Le macchine del tempo, come sapete, esistono. Sono registrazioni, audio o video, che riportano in vita i morti, ce li restituiscono com’erano in un ‘allora’ che può essere di poche settimane fa o, come in questo caso, diversi decenni indietro. E la macchina del tempo che ci ha restituito le prime registrazioni conosciute di Lou Reed e John Cale assieme, in uno studio newyorkese nel 1965, abbandonate nell’archivio di Reed e restituite alla conoscenza dal lavoro che stanno facendo, minuziosamente, Don Fleming e Jason Stern su indicazioni di Laurie Anderson, mettendo mano al poderoso ‘conservatorio’ dell’artista americano.
Lewis Allan Reed aveva ventitré anni, altrettanti il gallese Cale, e Reed aveva già scritto alcuni dei brani che diventeranno, di li a poco, monumentali opere dei Velvet Underground. Le possiamo ascoltare, voci e chitarra, scarne, ruvide, semplicissime, in queste leggendarie registrazioni, che non sono belle ma sono avvincenti, perché ci riportano a un tempo in cui Reed pensava di poter essere e ancora non era, in cui scriveva e cantava perché solo quello gli sembrava importante, ma non aveva ancora coscienza del dove, del come, del quanto.
Vogliamo dire, insomma, che le registrazioni che si aprono con il giovane Reed che dice “Words and music by Lou Reed” di quel 1965 non hanno nulla a che vedere con quello che le canzoni diventeranno con i Velvet Underground, sono i loro scheletri, sono l’essenza ma mancano del contesto sonoro e emotivo che le ha fatte diventare, appunto, monumentali. E questa assenza di contesto le rende strane, particolari, contrastanti. La leggerezza sonora di ‘Heroin’, il country folk di ‘Pale Blue Eyes’ o di una versione di ‘Waiting for my man’, Reed che sembra Dylan mentre canta ‘Men of good fortune’, sono fotografie in bianco e nero, leggermente sfocate, di quello che poi a colori acquisterà magnificenza e senso.

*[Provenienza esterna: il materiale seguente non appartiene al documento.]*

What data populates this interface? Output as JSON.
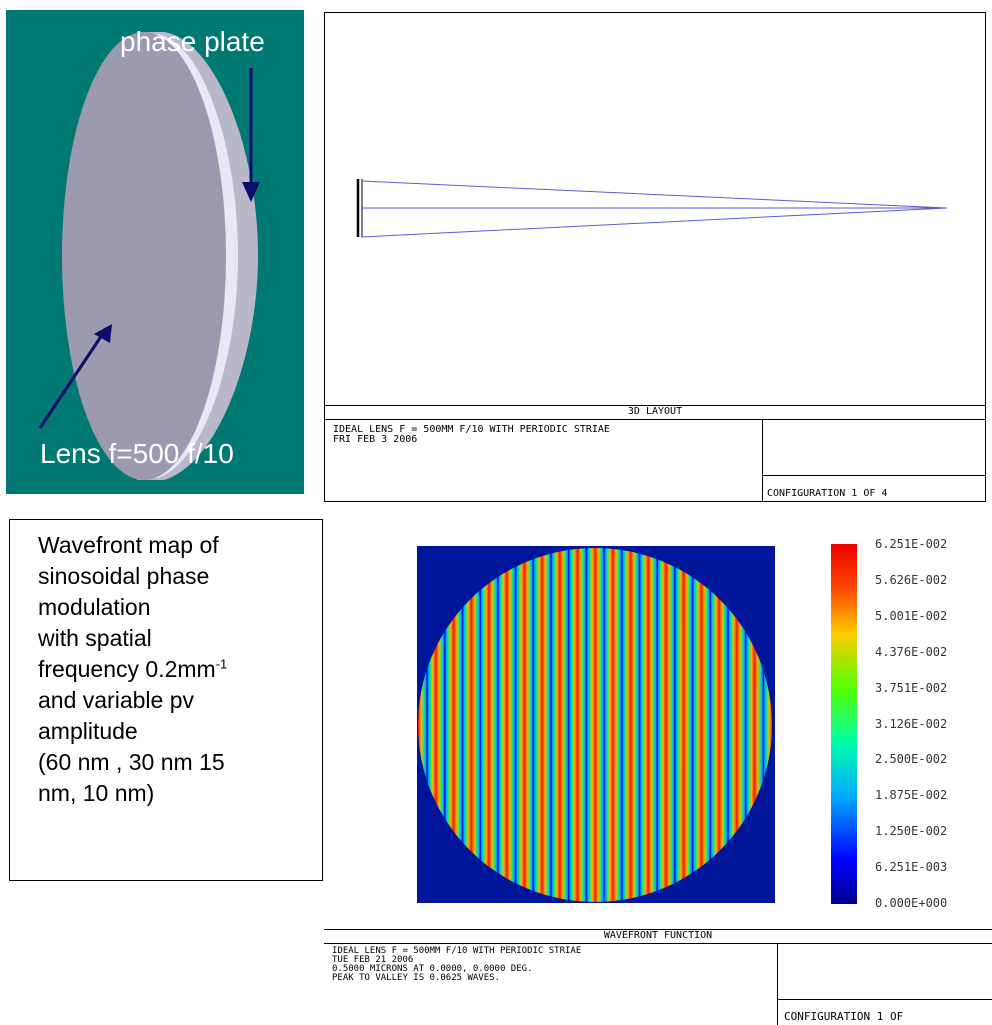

Ma sono vere, magnifiche, luminose, geniali e, perfettamente imperfette, tanto da commuovere. E ci fanno capire come il ventitreenne Reed sapesse già benissimo cosa voleva dire, fare e essere. “Words and Music 1965” è un affare per superappassionati, che troveranno soddisfazione in dieci demo che sono le fondamenta dell’opera intera, dieci istantanee di un ragazzo e di un suo amico che cinquantasette anni fa sognava di diventare Lou Reed.